Yes or no? De Blasio said no to the police, and now he reaps the whirlwind.

From: Thumper
22-Dec-14
Protesters said they wanted dead cops and got what they ask for. All the protesters, along with their organizers, are accessories to a double homicide with a mandatory death penalty.

From: BowSniper
22-Dec-14
I have heard some try to argue that the violent anti-cop rhetoric taking place is not directly connected to the recent assignation of these two cops. The argument being that crazy people tend to do crazy things, and no one knows what triggers crazy.

But what about organized violence? Look at ISIS. They are indoctrinating people with internet videos and hate speech, creating killers. That's not the same as a random lunatic going batsh1t murder crazy (like the Sandy Hook shooter). The difference being if it is organized motivational push for more/retaliatory violence than I believe it is linked and holds some responsibility. Like in Ferguson when the Dad said to burn the place down, and then that is what happened.

The argument trying to say this killer shot his girlfriend too and that wasn't a part of the violent NY chant is weak. You could also say that this killer was a d-bag for years and yet didn't shoot cops until Al Sharpton finished speaking!

From: Woods Walker
22-Dec-14
Brad: Did you not see the video I posted or did you just choose to ignore it?

(I predict an explanation forthcoming that will attempt to interperate how either the crowd was NOT saying what they did, or they didn't mean it, or they were not refering to the police specifically.

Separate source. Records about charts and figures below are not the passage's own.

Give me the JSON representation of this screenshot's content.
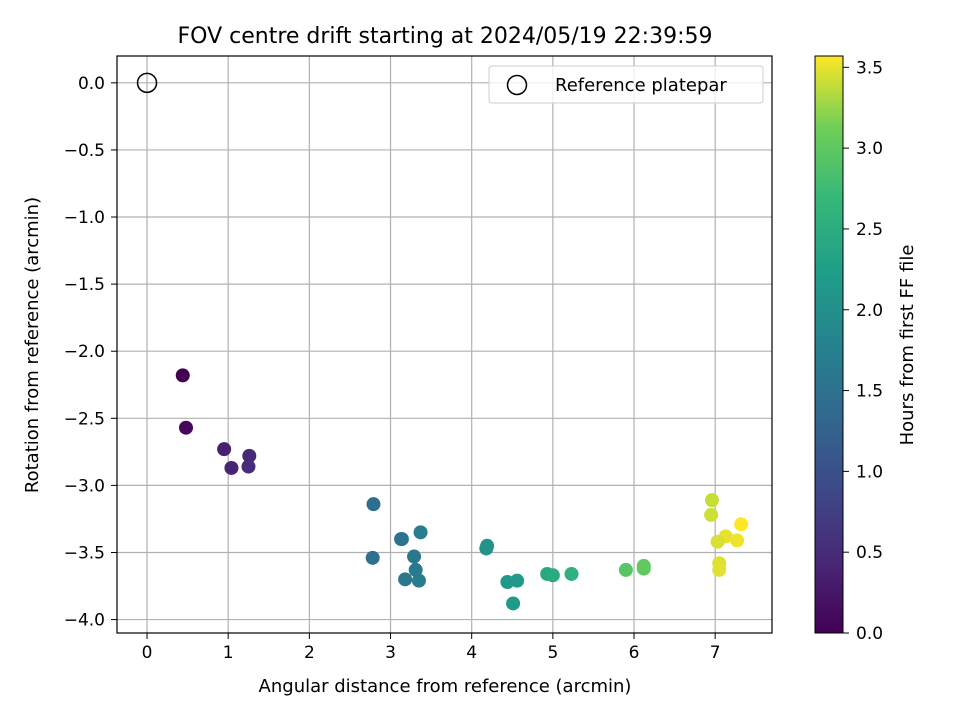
{
  "chart_data": {
    "type": "scatter",
    "title": "FOV centre drift starting at 2024/05/19 22:39:59",
    "xlabel": "Angular distance from reference (arcmin)",
    "ylabel": "Rotation from reference (arcmin)",
    "xlim": [
      -0.37,
      7.7
    ],
    "ylim": [
      -4.1,
      0.2
    ],
    "xticks": [
      0,
      1,
      2,
      3,
      4,
      5,
      6,
      7
    ],
    "yticks": [
      0.0,
      -0.5,
      -1.0,
      -1.5,
      -2.0,
      -2.5,
      -3.0,
      -3.5,
      -4.0
    ],
    "grid": true,
    "legend": {
      "location": "top-right",
      "entries": [
        "Reference platepar"
      ]
    },
    "reference": {
      "x": 0,
      "y": 0,
      "label": "Reference platepar"
    },
    "colorbar": {
      "label": "Hours from first FF file",
      "colormap": "viridis",
      "range": [
        0,
        3.57
      ],
      "ticks": [
        0.0,
        0.5,
        1.0,
        1.5,
        2.0,
        2.5,
        3.0,
        3.5
      ]
    },
    "points": [
      {
        "x": 0.44,
        "y": -2.18,
        "c": 0.0
      },
      {
        "x": 0.48,
        "y": -2.57,
        "c": 0.08
      },
      {
        "x": 0.95,
        "y": -2.73,
        "c": 0.35
      },
      {
        "x": 1.04,
        "y": -2.87,
        "c": 0.4
      },
      {
        "x": 1.26,
        "y": -2.78,
        "c": 0.45
      },
      {
        "x": 1.25,
        "y": -2.86,
        "c": 0.5
      },
      {
        "x": 2.79,
        "y": -3.14,
        "c": 1.45
      },
      {
        "x": 2.78,
        "y": -3.54,
        "c": 1.5
      },
      {
        "x": 3.14,
        "y": -3.4,
        "c": 1.55
      },
      {
        "x": 3.13,
        "y": -3.4,
        "c": 1.55
      },
      {
        "x": 3.37,
        "y": -3.35,
        "c": 1.7
      },
      {
        "x": 3.29,
        "y": -3.53,
        "c": 1.6
      },
      {
        "x": 3.31,
        "y": -3.63,
        "c": 1.65
      },
      {
        "x": 3.18,
        "y": -3.7,
        "c": 1.62
      },
      {
        "x": 3.35,
        "y": -3.71,
        "c": 1.68
      },
      {
        "x": 4.19,
        "y": -3.45,
        "c": 2.05
      },
      {
        "x": 4.18,
        "y": -3.47,
        "c": 2.05
      },
      {
        "x": 4.44,
        "y": -3.72,
        "c": 2.15
      },
      {
        "x": 4.56,
        "y": -3.71,
        "c": 2.18
      },
      {
        "x": 4.51,
        "y": -3.88,
        "c": 2.2
      },
      {
        "x": 4.93,
        "y": -3.66,
        "c": 2.4
      },
      {
        "x": 5.0,
        "y": -3.67,
        "c": 2.45
      },
      {
        "x": 5.23,
        "y": -3.66,
        "c": 2.55
      },
      {
        "x": 5.9,
        "y": -3.63,
        "c": 2.95
      },
      {
        "x": 6.12,
        "y": -3.62,
        "c": 3.0
      },
      {
        "x": 6.12,
        "y": -3.6,
        "c": 3.02
      },
      {
        "x": 6.96,
        "y": -3.11,
        "c": 3.4
      },
      {
        "x": 6.95,
        "y": -3.22,
        "c": 3.42
      },
      {
        "x": 7.32,
        "y": -3.29,
        "c": 3.57
      },
      {
        "x": 7.13,
        "y": -3.38,
        "c": 3.5
      },
      {
        "x": 7.03,
        "y": -3.42,
        "c": 3.45
      },
      {
        "x": 7.27,
        "y": -3.41,
        "c": 3.52
      },
      {
        "x": 7.05,
        "y": -3.58,
        "c": 3.47
      },
      {
        "x": 7.05,
        "y": -3.63,
        "c": 3.48
      }
    ]
  }
}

Either way, it should be entertaining.)

From: gflight
22-Dec-14
With emotions running wild it is good to see this....

Emerald Garner, whose father Eric died after police used a choke hold on him during an arrest, came to the New York City Police Memorial today to express her condolences following the deaths of two NYPD officers who were gunned down over the weekend.

"I just had to come out and let their family know that we stand with them, and I’m going to send my prayers and condolences to all the families who are suffering through this tragedy," she told ABC News. "I was never anti-police. Like I said before, I have family that’s in the NYPD that I’ve grown up around, family reunions and everything so my family you know, we’re not anti-police."

From: Woods Walker
23-Dec-14
I was right, VERY entertaining!

Did you take tap dancing lessons, or does it come naturally?

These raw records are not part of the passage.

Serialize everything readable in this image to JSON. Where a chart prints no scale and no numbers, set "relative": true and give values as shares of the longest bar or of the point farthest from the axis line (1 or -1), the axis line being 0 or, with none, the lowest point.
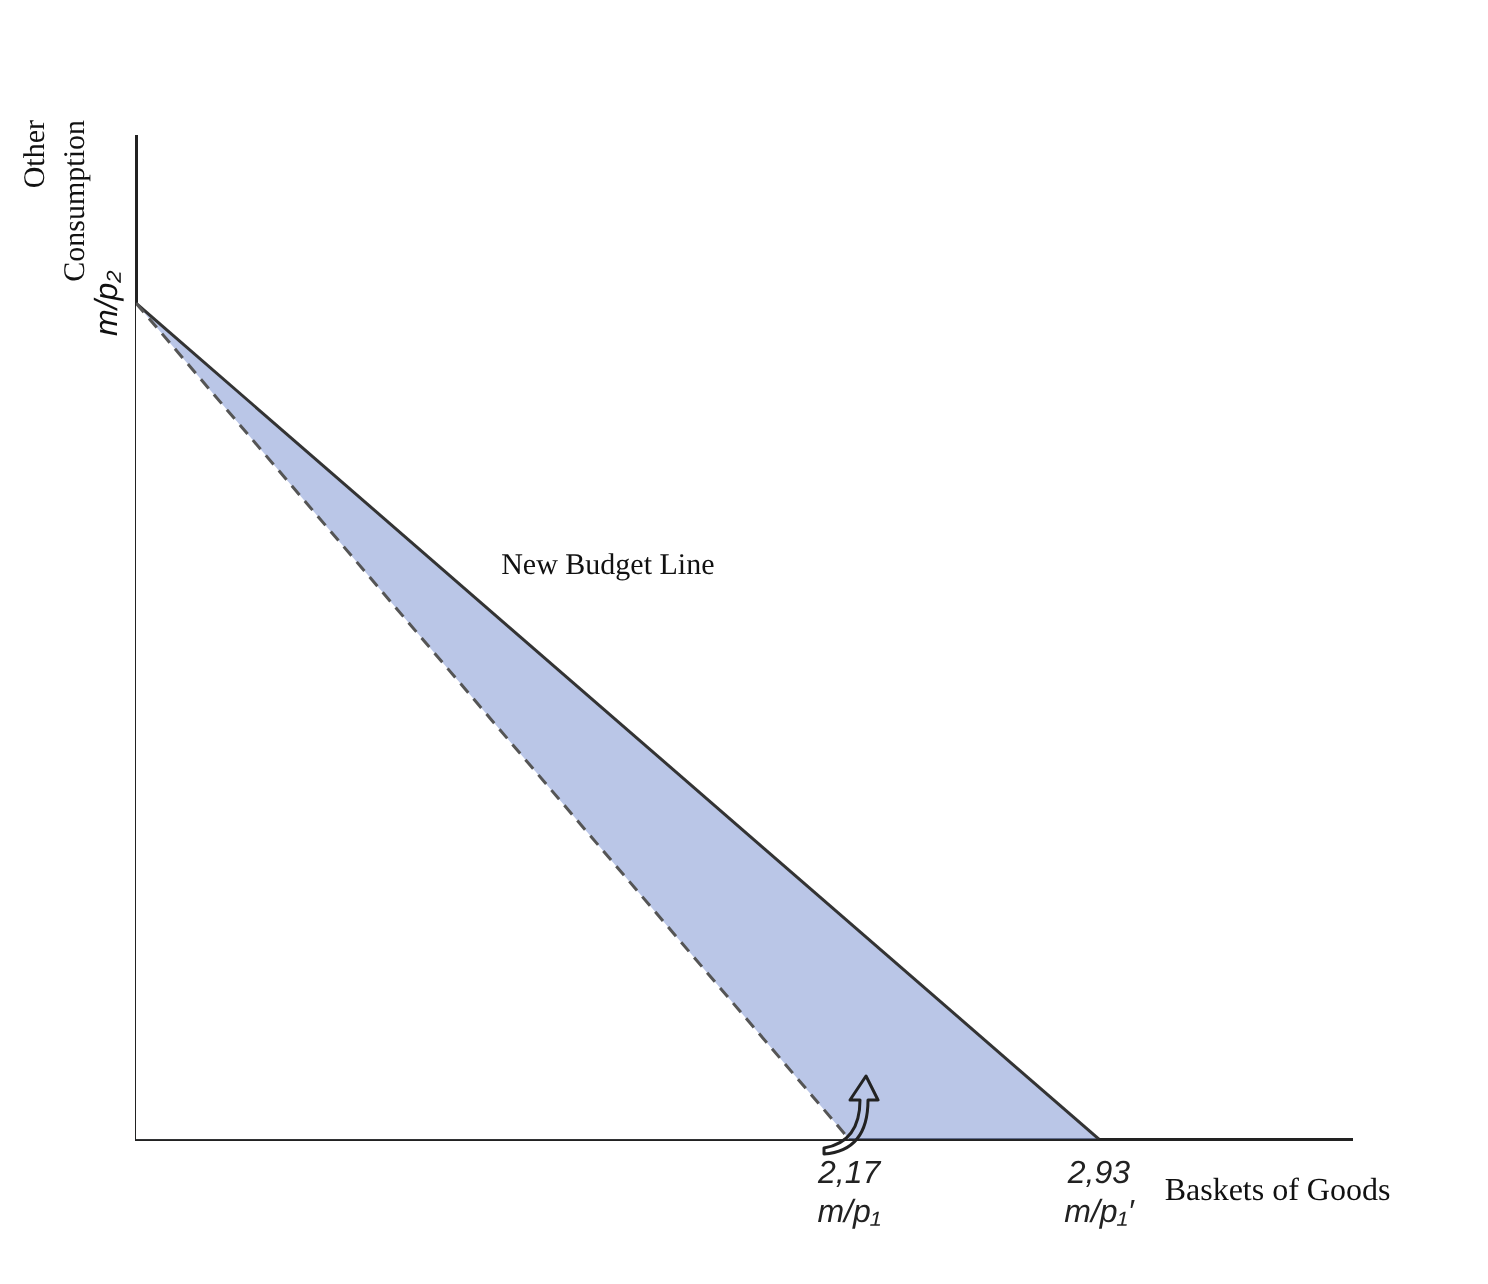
{
  "chart_data": {
    "type": "line",
    "relative": true,
    "xlabel": "Baskets of Goods",
    "ylabel": "Other Consumption",
    "xlim": [
      0,
      3.7
    ],
    "xticks": [
      {
        "value": 2.17,
        "label": "2,17\nm/p₁"
      },
      {
        "value": 2.93,
        "label": "2,93\nm/p₁′"
      }
    ],
    "annotations": [
      {
        "text": "m/p₂",
        "x": 0,
        "y": 1
      }
    ],
    "grid": false,
    "legend": false,
    "series": [
      {
        "color": "#555555",
        "x": [
          0,
          2.17
        ],
        "values": [
          1,
          0
        ],
        "line_style": "dashed"
      },
      {
        "name": "New Budget Line",
        "color": "#333333",
        "x": [
          0,
          2.93
        ],
        "values": [
          1,
          0
        ],
        "line_style": "solid"
      }
    ]
  }
}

I still go with my "ignore" comment though. YOU didn't hear them, so it didn't happen......got it Brad.

From: Mike in CT
23-Dec-14
But just as there are racists at Tea Party events,

I cringed the first time I read this. Why? Well for starters investigative reporters (e.g. Breitbart and the like) very quickly exposed this fraud for what it was; liberal activists deliberately showing up at Tea Party events either in full KKK regalia or playing to the lowest common denominator via some other vehicle/stereotype and hoping the caricature stuck.

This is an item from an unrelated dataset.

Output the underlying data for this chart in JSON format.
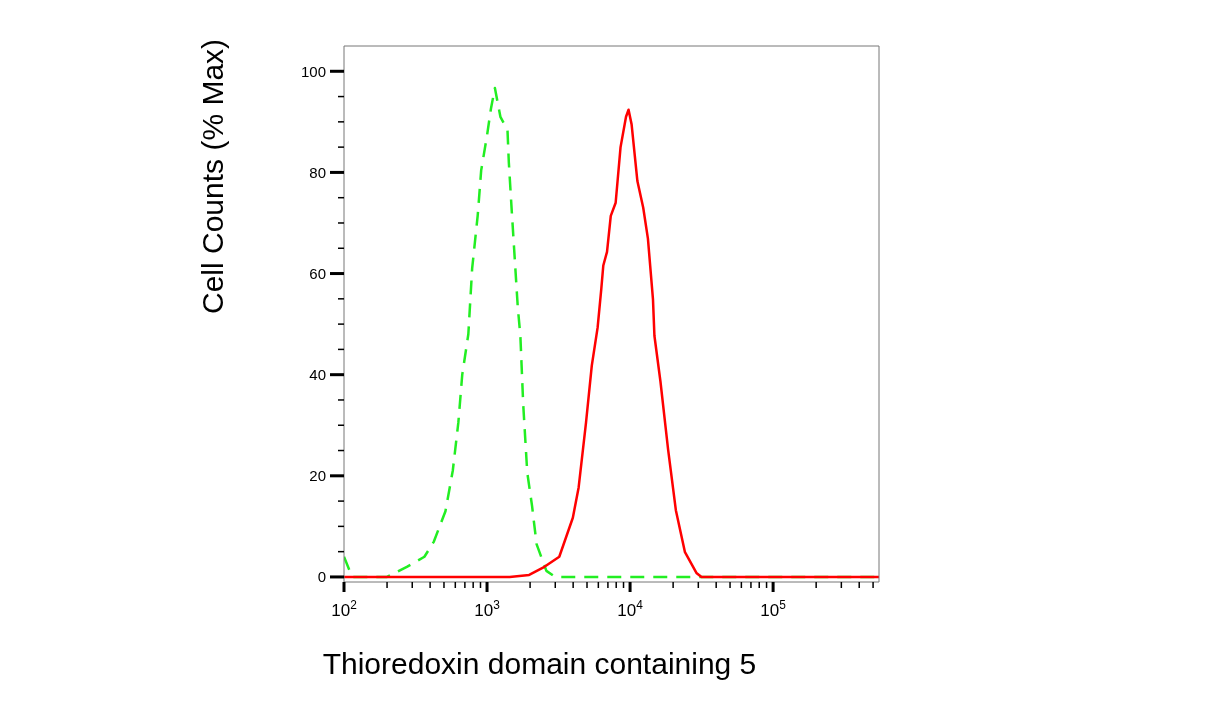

I doubt you could find a more stark contrast of comportment than the aftermath of a Tea Party event contrasted to the aftermath of the "Occupy crowd." (More than a handful of defecated in or on police cars can testify to the distinction.)

Once exposed for the fraud it was the "tea party racist" meme quickly disappeared from the daily discourse and post mortem has only been seen in occasional revivals posted by liberal internet trolls trying to be disruptive on largely conservative sites.

I'd be a bit more careful in the future when trying to draw analogies or comparitive examples to make a point to vet such examples before posting them.